Se i ragazzi non stanno bene
Condivido in questo articolo, alcune riflessioni fatte da Matteo Lancini, psicologo e psicoterapeuta di formazione psicoanalitica, presidente della Fondazione “Minotauro” di Milano, intervistato da Sara del Corona per la rivista Marie Claire. Lancini sottolinea quanto siano in crescita nuove e diverse forme di disagio nei nostri adolescenti. Qui di seguito stralci dell’intervista, importanti spunti di riflessione.

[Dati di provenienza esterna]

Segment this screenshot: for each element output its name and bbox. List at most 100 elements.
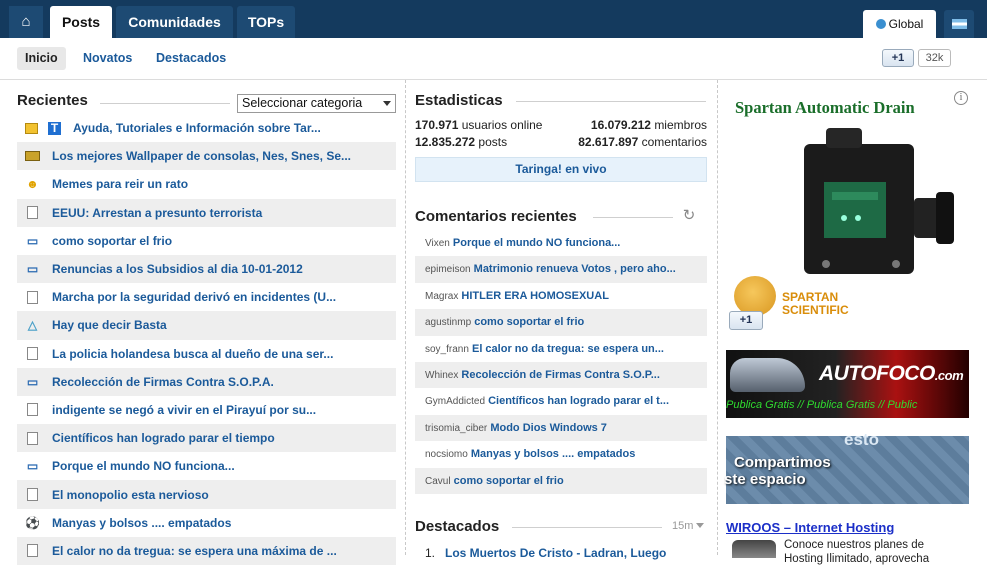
comment-post[interactable]: Recolección de Firmas Contra S.O.P... <box>461 369 659 381</box>
comment-user[interactable]: GymAddicted <box>425 396 485 407</box>
post-title[interactable]: Científicos han logrado parar el tiempo <box>52 431 275 445</box>
category-select-value: Seleccionar categoria <box>242 96 363 110</box>
wiroos-ad[interactable]: WIROOS – Internet Hosting Conoce nuestro… <box>726 520 976 565</box>
list-item[interactable]: El calor no da tregua: se espera una máx… <box>17 536 396 565</box>
comment-post[interactable]: Manyas y bolsos .... empatados <box>471 448 635 460</box>
list-item[interactable]: ▭ como soportar el frio <box>17 227 396 255</box>
wiroos-title[interactable]: WIROOS – Internet Hosting <box>726 520 976 535</box>
info-icon[interactable]: i <box>954 91 968 105</box>
destacado-item[interactable]: 1. Los Muertos De Cristo - Ladran, Luego <box>425 546 666 560</box>
refresh-icon[interactable]: ↻ <box>681 208 697 224</box>
top-navigation-bar: ⌂ Posts Comunidades TOPs Global <box>0 0 987 38</box>
compartimos-ad[interactable]: esto Compartimos ste espacio <box>724 430 969 504</box>
online-label: usuarios online <box>461 118 543 132</box>
comment-user[interactable]: Vixen <box>425 238 450 249</box>
autofoco-logo-suffix: .com <box>934 368 964 383</box>
list-item[interactable]: EEUU: Arrestan a presunto terrorista <box>17 198 396 227</box>
list-item[interactable]: La policia holandesa busca al dueño de u… <box>17 340 396 368</box>
post-title[interactable]: Marcha por la seguridad derivó en incide… <box>52 290 336 304</box>
global-button[interactable]: Global <box>863 10 936 38</box>
comment-user[interactable]: nocsiomo <box>425 449 468 460</box>
list-item[interactable]: ▭ Recolección de Firmas Contra S.O.P.A. <box>17 367 396 396</box>
list-item[interactable]: Vixen Porque el mundo NO funciona... <box>415 230 707 256</box>
comment-user[interactable]: Magrax <box>425 291 458 302</box>
recientes-title: Recientes <box>17 92 88 109</box>
post-title[interactable]: EEUU: Arrestan a presunto terrorista <box>52 206 262 220</box>
list-item[interactable]: trisomia_ciber Modo Dios Windows 7 <box>415 414 707 442</box>
list-item[interactable]: GymAddicted Científicos han logrado para… <box>415 388 707 414</box>
comment-post[interactable]: como soportar el frio <box>454 475 564 487</box>
tab-posts[interactable]: Posts <box>50 6 112 38</box>
time-filter[interactable]: 15m <box>672 520 705 532</box>
post-title[interactable]: Manyas y bolsos .... empatados <box>52 516 231 530</box>
comment-post[interactable]: El calor no da tregua: se espera un... <box>472 343 664 355</box>
comment-post[interactable]: como soportar el frio <box>474 316 584 328</box>
list-item[interactable]: soy_frann El calor no da tregua: se espe… <box>415 336 707 362</box>
list-item[interactable]: nocsiomo Manyas y bolsos .... empatados <box>415 441 707 467</box>
destacado-title[interactable]: Los Muertos De Cristo - Ladran, Luego <box>445 546 666 560</box>
home-icon[interactable]: ⌂ <box>9 6 43 38</box>
list-item[interactable]: Whinex Recolección de Firmas Contra S.O.… <box>415 361 707 389</box>
smiley-icon: ☻ <box>26 177 39 192</box>
post-title[interactable]: La policia holandesa busca al dueño de u… <box>52 347 333 361</box>
comment-user[interactable]: soy_frann <box>425 344 469 355</box>
list-item[interactable]: epimeison Matrimonio renueva Votos , per… <box>415 256 707 283</box>
destacados-title: Destacados <box>415 518 500 535</box>
compartimos-top: esto <box>844 430 879 449</box>
subnav-novatos[interactable]: Novatos <box>83 47 132 70</box>
comments-title: Comentarios recientes <box>415 208 577 225</box>
argentina-flag-icon[interactable] <box>944 10 974 38</box>
list-item[interactable]: T Ayuda, Tutoriales e Información sobre T… <box>17 114 396 142</box>
live-link[interactable]: Taringa! en vivo <box>415 157 707 182</box>
post-title[interactable]: Porque el mundo NO funciona... <box>52 459 235 473</box>
subnav-destacados[interactable]: Destacados <box>156 47 226 70</box>
comment-post[interactable]: Modo Dios Windows 7 <box>490 422 607 434</box>
post-title[interactable]: Ayuda, Tutoriales e Información sobre Ta… <box>73 121 321 135</box>
list-item[interactable]: indigente se negó a vivir en el Pirayuí … <box>17 396 396 424</box>
list-item[interactable]: Científicos han logrado parar el tiempo <box>17 424 396 453</box>
comment-post[interactable]: HITLER ERA HOMOSEXUAL <box>461 290 609 302</box>
post-title[interactable]: Los mejores Wallpaper de consolas, Nes, … <box>52 149 351 163</box>
post-title[interactable]: Recolección de Firmas Contra S.O.P.A. <box>52 375 274 389</box>
autofoco-logo: AUTOFOCO.com <box>819 362 964 386</box>
list-item[interactable]: El monopolio esta nervioso <box>17 480 396 509</box>
list-item[interactable]: △ Hay que decir Basta <box>17 311 396 340</box>
list-item[interactable]: ☻ Memes para reir un rato <box>17 170 396 198</box>
post-title[interactable]: como soportar el frio <box>52 234 172 248</box>
category-select[interactable]: Seleccionar categoria <box>237 94 396 113</box>
autofoco-logo-main: AUTOFOCO <box>819 362 935 385</box>
comment-post[interactable]: Porque el mundo NO funciona... <box>453 237 620 249</box>
list-item[interactable]: ▭ Renuncias a los Subsidios al dia 10-01-… <box>17 254 396 284</box>
members-count: 16.079.212 <box>590 118 651 132</box>
comment-user[interactable]: Cavul <box>425 476 451 487</box>
post-title[interactable]: Renuncias a los Subsidios al dia 10-01-2… <box>52 262 303 276</box>
list-item[interactable]: ⚽ Manyas y bolsos .... empatados <box>17 509 396 537</box>
list-item[interactable]: Magrax HITLER ERA HOMOSEXUAL <box>415 283 707 309</box>
comment-user[interactable]: epimeison <box>425 264 471 275</box>
section-rule <box>512 527 662 528</box>
comment-post[interactable]: Matrimonio renueva Votos , pero aho... <box>474 263 676 275</box>
post-title[interactable]: Hay que decir Basta <box>52 318 167 332</box>
list-item[interactable]: Marcha por la seguridad derivó en incide… <box>17 283 396 311</box>
subnav-inicio[interactable]: Inicio <box>17 47 66 70</box>
post-title[interactable]: El calor no da tregua: se espera una máx… <box>52 544 337 558</box>
chevron-down-icon <box>696 523 705 528</box>
comment-user[interactable]: Whinex <box>425 370 458 381</box>
comment-user[interactable]: agustinmp <box>425 317 471 328</box>
comment-post[interactable]: Científicos han logrado parar el t... <box>488 395 669 407</box>
spartan-ad[interactable]: Spartan Automatic Drain i SPARTAN SCIENTI… <box>726 88 969 332</box>
post-title[interactable]: indigente se negó a vivir en el Pirayuí … <box>52 403 316 417</box>
comment-user[interactable]: trisomia_ciber <box>425 423 487 434</box>
list-item[interactable]: ▭ Porque el mundo NO funciona... <box>17 452 396 480</box>
tab-comunidades[interactable]: Comunidades <box>116 6 233 38</box>
ad-plusone-button[interactable]: +1 <box>729 311 763 330</box>
tab-tops[interactable]: TOPs <box>237 6 295 38</box>
document-icon <box>27 403 38 417</box>
post-title[interactable]: Memes para reir un rato <box>52 177 188 191</box>
list-item[interactable]: Los mejores Wallpaper de consolas, Nes, … <box>17 142 396 171</box>
autofoco-ad[interactable]: AUTOFOCO.com Publica Gratis // Publica G… <box>726 350 969 418</box>
list-item[interactable]: agustinmp como soportar el frio <box>415 309 707 336</box>
post-title[interactable]: El monopolio esta nervioso <box>52 488 209 502</box>
plusone-button[interactable]: +1 <box>882 49 914 67</box>
list-item[interactable]: Cavul como soportar el frio <box>415 467 707 494</box>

“Parliamone dopo. Soprattutto dopo la Giornata Mondiale della Salute Mentale e il Mental Health Summit, di cui lo scorso ottobre si sono occupati i giornali. Meglio parlarne a febbraio, quando le giornate si allungano e viene quel formicolio tipico, voglia di vita, inversamente proporzionale all’età. Parliamone dopo i coming out sui propri disagi psicologici di Cara Delevingne, Emma Stone, Matilda De Angelis, per citare solo tre celeb che hanno sofferto da giovanissime e trascurarne altre cento. Sono già agli atti operazioni deflagranti come il progetto The Inner Pandemic del New York Times, che da mesi vende viaggi nell’adolescenza senza scontare il biglietto, ogni articolo una fermata in una stazione di un nuovo tipo di Far West, dove le sparatorie avvengono all’interno di anime e corpi giovani e giovanissimi, ogni fermata un tassello di un puzzle grande come il mondo.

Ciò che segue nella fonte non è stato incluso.